“Oh my God that’s amazing.” I was just beginning the session and my client spoke aloud. Was her effusive praise directed at my hands? My technique? The massage oil? Essential oils? The linens she was on, or the music I’d selected?
No, no, no, no, and no annnnnnd….no.
It was the warm towel I put on her feet.
“I know you think I come here for your massage,” said another client, with a bit of tongue-in-cheek. “But I don’t. I come for all the warm things.”
It’s important that we care about our career: our reputation, amongst our colleagues and the community; our sense of trajectory, in terms of improving our work, introducing new modalities as it seems appropriate; and re-marketing/re-branding ourselves so that we get a regular influx of new clients. (People still need to discover you for the first time, even if you’re doing what you’ve been doing forever.)
I have to say, however, that based on my nearly 15 years of experience as a massage therapist – and nearly 20 of receiving it on a semi-regular basis – the client doesn’t care about any of that. Take heed! The client wants to be warm! Cozy! Swaddled, if I may. “Burrito-ed” is how one of my friends puts it.
Not stuffy or sweltering, but…nestled. Tended.
It’s November here in Maine. We know we’re going to be cold for a long stretch, at least until May. That’s where the warm towels come in.
As a professional licensed massage therapist, I am many things to my clients. But the most basic service I give them all is feeling taken care of. Here, modern MTs might balk at the idea, with their arsenal of training, experience and perhaps the need to justify themselves (the phrase “bow and scrape” comes to mind) before the almighty healthcare industry.
“I have charts! Books! Formulas! Techniques! Proof! Certificates of Mastery!”
Keep up on that stuff, but remember: clients don’t care. They want to feel like you care about them, not your agenda for them. (Reminder: you do care about them.
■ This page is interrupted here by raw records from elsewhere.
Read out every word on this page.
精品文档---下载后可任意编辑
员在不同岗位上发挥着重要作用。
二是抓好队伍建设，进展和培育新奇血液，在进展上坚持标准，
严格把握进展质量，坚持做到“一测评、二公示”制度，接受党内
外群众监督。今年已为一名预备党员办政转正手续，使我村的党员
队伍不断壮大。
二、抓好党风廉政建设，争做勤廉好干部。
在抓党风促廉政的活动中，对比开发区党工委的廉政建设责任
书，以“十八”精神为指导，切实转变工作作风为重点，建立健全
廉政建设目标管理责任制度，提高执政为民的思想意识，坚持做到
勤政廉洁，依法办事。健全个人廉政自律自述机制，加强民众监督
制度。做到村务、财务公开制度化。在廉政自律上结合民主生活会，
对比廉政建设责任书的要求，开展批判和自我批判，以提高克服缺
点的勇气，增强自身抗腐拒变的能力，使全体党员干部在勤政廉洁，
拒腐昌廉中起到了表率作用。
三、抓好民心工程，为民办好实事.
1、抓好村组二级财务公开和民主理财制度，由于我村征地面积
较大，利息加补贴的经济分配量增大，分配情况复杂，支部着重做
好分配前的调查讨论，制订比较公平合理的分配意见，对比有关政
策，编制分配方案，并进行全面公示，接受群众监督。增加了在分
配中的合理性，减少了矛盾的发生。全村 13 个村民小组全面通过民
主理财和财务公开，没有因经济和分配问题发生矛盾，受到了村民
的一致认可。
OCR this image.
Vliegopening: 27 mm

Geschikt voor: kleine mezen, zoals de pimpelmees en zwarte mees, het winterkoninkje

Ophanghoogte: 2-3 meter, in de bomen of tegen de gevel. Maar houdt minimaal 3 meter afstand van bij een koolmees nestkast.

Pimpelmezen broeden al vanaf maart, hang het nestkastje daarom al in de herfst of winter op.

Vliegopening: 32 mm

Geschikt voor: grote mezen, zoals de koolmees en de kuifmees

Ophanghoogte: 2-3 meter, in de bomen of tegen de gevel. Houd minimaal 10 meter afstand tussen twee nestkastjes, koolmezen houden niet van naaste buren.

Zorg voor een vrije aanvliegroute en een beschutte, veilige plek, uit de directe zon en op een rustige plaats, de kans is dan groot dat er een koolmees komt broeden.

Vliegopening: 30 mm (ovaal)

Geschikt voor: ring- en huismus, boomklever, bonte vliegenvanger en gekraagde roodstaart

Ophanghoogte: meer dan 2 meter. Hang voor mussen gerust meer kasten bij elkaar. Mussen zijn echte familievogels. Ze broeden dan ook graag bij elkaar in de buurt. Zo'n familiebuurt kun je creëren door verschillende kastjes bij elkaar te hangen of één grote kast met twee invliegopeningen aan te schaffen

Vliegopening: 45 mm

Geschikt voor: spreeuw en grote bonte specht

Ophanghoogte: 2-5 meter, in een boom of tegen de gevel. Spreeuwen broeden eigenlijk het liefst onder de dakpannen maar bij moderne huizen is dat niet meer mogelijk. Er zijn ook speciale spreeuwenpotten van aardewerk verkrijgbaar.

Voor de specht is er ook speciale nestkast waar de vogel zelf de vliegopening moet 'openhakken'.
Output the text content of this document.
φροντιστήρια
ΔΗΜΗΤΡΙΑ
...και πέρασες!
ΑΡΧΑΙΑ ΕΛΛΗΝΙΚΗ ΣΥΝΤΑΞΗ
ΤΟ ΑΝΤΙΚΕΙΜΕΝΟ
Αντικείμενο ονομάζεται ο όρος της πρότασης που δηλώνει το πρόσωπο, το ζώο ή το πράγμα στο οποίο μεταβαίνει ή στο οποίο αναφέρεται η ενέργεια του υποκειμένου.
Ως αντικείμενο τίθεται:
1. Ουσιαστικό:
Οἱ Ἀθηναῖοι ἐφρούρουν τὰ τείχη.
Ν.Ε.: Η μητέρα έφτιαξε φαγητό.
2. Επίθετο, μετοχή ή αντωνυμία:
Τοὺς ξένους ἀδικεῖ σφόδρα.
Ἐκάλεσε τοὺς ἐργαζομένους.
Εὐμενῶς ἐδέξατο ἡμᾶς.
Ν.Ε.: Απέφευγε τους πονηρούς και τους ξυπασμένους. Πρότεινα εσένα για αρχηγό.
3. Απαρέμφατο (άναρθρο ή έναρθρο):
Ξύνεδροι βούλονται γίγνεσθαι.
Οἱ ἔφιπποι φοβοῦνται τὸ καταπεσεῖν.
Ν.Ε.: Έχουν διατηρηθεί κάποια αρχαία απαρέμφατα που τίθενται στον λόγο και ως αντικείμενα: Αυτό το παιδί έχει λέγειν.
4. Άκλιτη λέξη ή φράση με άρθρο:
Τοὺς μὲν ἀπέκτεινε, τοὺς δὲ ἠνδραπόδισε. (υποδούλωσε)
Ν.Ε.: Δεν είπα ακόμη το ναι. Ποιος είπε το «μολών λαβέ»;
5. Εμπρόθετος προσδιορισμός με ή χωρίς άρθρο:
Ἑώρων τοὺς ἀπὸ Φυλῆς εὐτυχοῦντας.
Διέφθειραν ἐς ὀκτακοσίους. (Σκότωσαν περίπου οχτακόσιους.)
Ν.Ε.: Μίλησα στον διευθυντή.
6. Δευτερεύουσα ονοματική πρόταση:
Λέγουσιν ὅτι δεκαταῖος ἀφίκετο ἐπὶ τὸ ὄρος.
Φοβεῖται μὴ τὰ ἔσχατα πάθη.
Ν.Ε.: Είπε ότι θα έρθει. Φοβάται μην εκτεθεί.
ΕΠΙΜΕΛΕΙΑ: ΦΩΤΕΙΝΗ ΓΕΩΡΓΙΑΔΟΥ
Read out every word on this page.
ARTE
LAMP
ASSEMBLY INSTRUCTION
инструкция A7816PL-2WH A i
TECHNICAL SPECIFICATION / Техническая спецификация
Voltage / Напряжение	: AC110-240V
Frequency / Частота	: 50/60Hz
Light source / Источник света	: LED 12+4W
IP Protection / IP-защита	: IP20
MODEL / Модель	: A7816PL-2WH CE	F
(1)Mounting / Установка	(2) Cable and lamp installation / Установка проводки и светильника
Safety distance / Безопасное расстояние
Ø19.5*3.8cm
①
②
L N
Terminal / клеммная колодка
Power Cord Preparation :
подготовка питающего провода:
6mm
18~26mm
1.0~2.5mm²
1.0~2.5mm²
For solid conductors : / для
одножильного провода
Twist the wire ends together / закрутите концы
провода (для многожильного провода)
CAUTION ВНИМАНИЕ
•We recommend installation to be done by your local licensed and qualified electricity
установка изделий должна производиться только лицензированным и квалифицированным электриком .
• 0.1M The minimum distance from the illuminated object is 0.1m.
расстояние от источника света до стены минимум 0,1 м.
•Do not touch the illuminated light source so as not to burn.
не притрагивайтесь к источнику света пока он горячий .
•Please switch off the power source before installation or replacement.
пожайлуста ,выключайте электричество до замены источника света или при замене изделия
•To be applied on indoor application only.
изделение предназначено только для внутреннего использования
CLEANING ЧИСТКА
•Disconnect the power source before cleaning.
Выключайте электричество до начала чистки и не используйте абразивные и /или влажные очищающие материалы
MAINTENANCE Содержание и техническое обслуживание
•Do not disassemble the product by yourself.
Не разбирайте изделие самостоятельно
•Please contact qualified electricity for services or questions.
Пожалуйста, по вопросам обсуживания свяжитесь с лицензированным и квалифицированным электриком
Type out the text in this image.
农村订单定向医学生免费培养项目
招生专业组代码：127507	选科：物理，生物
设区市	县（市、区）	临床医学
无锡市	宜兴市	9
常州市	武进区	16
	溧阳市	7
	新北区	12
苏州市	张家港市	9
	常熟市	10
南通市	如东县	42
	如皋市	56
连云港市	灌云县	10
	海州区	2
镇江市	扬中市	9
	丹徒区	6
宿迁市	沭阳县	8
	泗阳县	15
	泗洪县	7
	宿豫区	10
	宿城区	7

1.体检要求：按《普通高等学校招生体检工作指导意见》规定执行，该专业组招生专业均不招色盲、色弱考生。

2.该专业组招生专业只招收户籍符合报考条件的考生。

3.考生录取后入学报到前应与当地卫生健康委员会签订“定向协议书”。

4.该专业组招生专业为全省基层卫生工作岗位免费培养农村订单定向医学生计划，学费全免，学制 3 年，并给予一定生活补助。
That’s why you’re a massage therapist.)
Okay, so: right now, an easy way to convey your kind regard for their every need is to make sure they are WARM. (And please don’t assume this post is only for those of us in the 44.4 latitude: if you work in air conditioning, warmth is still an important part of your practice.)
Ways you can help:
Ask. During the intake. “How does the temperature in the room feel?”
“When you’re relaxing on the table, do you find you’re on the warm side or the chilly side?” Most people who suffer from being chilly will let you know.
At the beginning of the session: “Are you warm enough?”
I hear, often, “Yes, I am cozy, but my feet are still cold.” On goes the hot towel!
Feel. I like to do compressions down legs and feet, even if I’m starting the massage with neck and back, not only for the client to feel a full sense of themselves from the get-go, but also to notice what’s cold and remedy it right away. Most people can’t relax if they’re cold, and your work is in vain if they’re not relaxing.
Also, if you’re massaging and you suddenly feel or see goosebumps, the client may be getting chilled. Find out.
Plan. What do you have in your office to help a client warm up? Here’s what I got: a landlord who (thankfully) lets me set the thermostat at 70, a table warmer, flannel linens and fleecy blanket, essential oils that are warming in nature, and a crockpot stuffed with towels that I heat up and place strategically: on cold feet, cold hands, on the back after I’ve massaged it, rolled up under the neck after I’ve worked there. What you got?
(Also in deep winter I do heated socks.)
(And quite honestly I do not like those hot towel cabinets. Moist heat becomes moist cold and nobody likes cold wet on their skin. Stick to DRY heat, I say. Unless you use hot stones! I bet you do! Those are GREAT. I wish I had a sink in my office bathroom that I could clean them in, otherwise I would have some.)
I’ve also heard heating pads, stand-alone ceramic room heaters, and Thermaphore products work well.
Consider. Of course I have been talking physical warmth here, but there is a deeper warmth that clients really respond to. For some practitioners this takes time to develop, and for others it just needs kindling.
The energy of compassion and the intention for healing is warming. When I practice Reiki, or consider the affection I feel for my client, or drop into that blessed meditative quiet of a session, my hands get hot, almost directly in the palms. “Did you heat up your hands in the crockpot? They’re so warm!” some clients have said to me.
When a client comes in and I listen carefully, my heart energy expands and what I say, how I behave, is infused with genuine care (or at the very least that is my goal)…which the client experiences as…warmth.
Enveloping a client in warmth is always a good idea, whether physical, emotional or spiritual.
(Unless they’re having a hot flash! In which case, life in wintry Maine is ideal: I just open a window.)